One section of the book consists of 29 sonnets. The tension and playfulness of these lies in the contrast between their classical Shakespearean form, with their elevated language, and their contemporary concerns. The first stanza of number seven says “So harmonious! My daughter echoed when she saw me / Shirtless I saw you still looked good in a bra / And in jeans (He once said that to me (once)) / But I’m done showing dread.”
Davis ends her collection with a lyrical prose work. “Chekhov, Baby” is a lighthearted story in the style of Anton Chekhov, about a woman named Olena Romanovna and an older man named Bruce Kinetovich sharing drinks in a back garden at the end of summer. Brus’ description includes, “There was a black handkerchief around his neck because of the present plague, which had reached all the provinces, even this one which was so far in the north and where the people were so far from the world and from one another, usually alone with the various and very specific infections.” As they talk, we learn of an art project involving “Eight Chests in Eight Kingdoms,” including one in the Fourth and E corners of their town, and, at a long digression, Olena’s very early sojourn with a young lover in an Italian villa.
Sarah Eliza Johnson, recipient of numerous honors including a National Endowment for the Arts Fellowship, currently teaches creative writing at the University of Alaska Fairbanks. “Vapor” is her second book, after her first book, “Bone Map,” which won the 2013 National Poetry Series.
The poems in “Vapor” are inspired by scientific principles and facts, from subtle cell mutations to wormholes and the moons of Saturn. In seven parts, the poems are grouped around themes or forms.

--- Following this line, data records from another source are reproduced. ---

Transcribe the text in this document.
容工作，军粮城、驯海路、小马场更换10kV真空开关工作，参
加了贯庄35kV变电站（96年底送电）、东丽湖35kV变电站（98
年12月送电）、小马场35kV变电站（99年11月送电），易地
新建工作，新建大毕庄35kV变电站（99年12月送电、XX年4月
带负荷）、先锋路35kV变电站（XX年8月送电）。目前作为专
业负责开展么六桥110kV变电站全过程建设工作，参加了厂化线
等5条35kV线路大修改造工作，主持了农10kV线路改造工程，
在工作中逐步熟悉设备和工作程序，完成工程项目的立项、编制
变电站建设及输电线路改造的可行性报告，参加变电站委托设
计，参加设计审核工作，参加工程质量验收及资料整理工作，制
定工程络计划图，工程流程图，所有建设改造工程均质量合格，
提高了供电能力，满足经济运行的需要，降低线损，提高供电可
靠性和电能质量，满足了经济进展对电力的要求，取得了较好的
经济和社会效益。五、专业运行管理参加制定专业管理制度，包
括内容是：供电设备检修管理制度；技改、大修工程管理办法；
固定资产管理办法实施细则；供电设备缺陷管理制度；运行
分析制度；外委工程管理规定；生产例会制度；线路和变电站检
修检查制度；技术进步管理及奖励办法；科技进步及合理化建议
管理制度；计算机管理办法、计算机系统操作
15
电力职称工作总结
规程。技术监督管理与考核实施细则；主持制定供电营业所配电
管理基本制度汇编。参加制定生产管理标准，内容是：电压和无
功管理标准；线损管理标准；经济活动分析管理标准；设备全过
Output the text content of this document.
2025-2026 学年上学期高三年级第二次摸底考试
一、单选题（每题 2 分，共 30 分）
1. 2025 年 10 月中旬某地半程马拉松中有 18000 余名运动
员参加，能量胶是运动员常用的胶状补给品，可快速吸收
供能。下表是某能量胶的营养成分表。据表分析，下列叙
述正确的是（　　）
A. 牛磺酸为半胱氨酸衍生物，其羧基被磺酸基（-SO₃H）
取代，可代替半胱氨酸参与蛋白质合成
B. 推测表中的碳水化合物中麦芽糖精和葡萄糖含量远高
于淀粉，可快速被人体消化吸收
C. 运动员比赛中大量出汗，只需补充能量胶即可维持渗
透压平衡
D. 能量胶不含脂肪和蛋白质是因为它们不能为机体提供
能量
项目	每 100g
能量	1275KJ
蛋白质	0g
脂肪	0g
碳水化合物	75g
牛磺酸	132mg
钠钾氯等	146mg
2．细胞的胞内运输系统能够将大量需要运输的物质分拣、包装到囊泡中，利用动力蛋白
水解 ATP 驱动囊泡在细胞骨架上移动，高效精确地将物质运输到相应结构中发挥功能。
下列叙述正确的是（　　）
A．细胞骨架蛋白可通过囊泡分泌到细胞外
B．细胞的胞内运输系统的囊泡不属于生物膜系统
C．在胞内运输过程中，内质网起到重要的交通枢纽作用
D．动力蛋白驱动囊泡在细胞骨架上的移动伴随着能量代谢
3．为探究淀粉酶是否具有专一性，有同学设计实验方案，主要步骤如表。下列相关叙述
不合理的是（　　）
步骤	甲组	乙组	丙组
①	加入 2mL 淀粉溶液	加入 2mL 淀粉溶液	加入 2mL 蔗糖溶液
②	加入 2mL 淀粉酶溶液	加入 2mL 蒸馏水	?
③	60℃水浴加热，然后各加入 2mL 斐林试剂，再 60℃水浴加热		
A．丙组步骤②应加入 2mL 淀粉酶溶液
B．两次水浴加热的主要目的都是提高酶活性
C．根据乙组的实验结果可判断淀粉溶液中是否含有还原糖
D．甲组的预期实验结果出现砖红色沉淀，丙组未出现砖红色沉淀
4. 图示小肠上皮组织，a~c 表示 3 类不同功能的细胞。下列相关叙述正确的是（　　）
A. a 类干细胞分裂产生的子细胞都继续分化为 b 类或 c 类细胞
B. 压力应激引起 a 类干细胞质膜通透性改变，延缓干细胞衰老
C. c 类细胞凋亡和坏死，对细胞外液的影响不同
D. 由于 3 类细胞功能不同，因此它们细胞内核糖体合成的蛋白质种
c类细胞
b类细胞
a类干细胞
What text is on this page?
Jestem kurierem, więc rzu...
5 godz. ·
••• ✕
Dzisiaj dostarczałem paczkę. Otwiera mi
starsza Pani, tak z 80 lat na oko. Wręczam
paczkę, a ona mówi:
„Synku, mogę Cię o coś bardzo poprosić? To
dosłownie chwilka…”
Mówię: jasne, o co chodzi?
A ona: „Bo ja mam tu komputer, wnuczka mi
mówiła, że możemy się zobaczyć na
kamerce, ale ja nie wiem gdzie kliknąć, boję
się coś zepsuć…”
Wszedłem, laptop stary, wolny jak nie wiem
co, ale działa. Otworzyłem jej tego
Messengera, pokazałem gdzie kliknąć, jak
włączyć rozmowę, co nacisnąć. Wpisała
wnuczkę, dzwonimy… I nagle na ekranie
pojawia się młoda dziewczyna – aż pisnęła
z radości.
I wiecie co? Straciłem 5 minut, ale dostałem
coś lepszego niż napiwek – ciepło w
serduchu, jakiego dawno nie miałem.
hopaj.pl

Time and time again, the violence and transformation inherent in physics serve as metaphors for human trauma, loss, and recovery.
In the first section, the poem “Planktonic Foraminifera” begins with “Before microbes gather to shine / Like strange fish scales” exploring the time when plankton sank to the sea floor and fossilized. The movement moves into the human realm of dreams, language and touch, to find a future “written in basalt” and the message of the ocean, “a vibration you can still feel / when you press your forehead / towards anything / living or dead.” Other Poem Titles – “The Abyssal Zone” , “gravitational wave”, “Ctenophore transmission” – also expands on oceanography to shed light on human longing, pain or survival.
All of the poems in the “Amplituhedron” section are told, Johnson tells us on a helpful note, through a mathematical concept and geometric figure from quantum physics. These poems appear as blocks of text, possibly representing facets of jewel-like figures. Far from being intrusive, the template is peppered with images of “music made of glass,” “bees like a pixel from a dream,” and “the jewel buzzing inside my throat.”
The series of five poems, each titled “Vapor”, are all cataclysmic concerning death by poison powders carried by the wind. Deadly dust may have been caused by an asteroid hitting Earth, a nuclear accident, or war. The language in these is wonderfully vivid even as you speak of “black liquid seeping from the holes that were your ears,” the “poisoned veins” that “wrap delicately around the boughs of your bones and the trenches of the ocean,” and “only annihilation.”
Other poems by Johnson provide some respite from the violence and trauma inhabiting so many. Inspired by the methane lakes on Titan, one of Saturn’s moons, the poems use images of fluids, waves, light, and warmth. The narrator floating in these lakes finds a way to the surface “Where you release / Wound you: the island / One day someone will seek life, try / Untie it. The lake / Ripples against you / And you’re grateful to hold it, / You ripple again.”
These new collections by Davis and Johnson will reward their readers with both the joy of language and the demonstration of the resilience of the human spirit.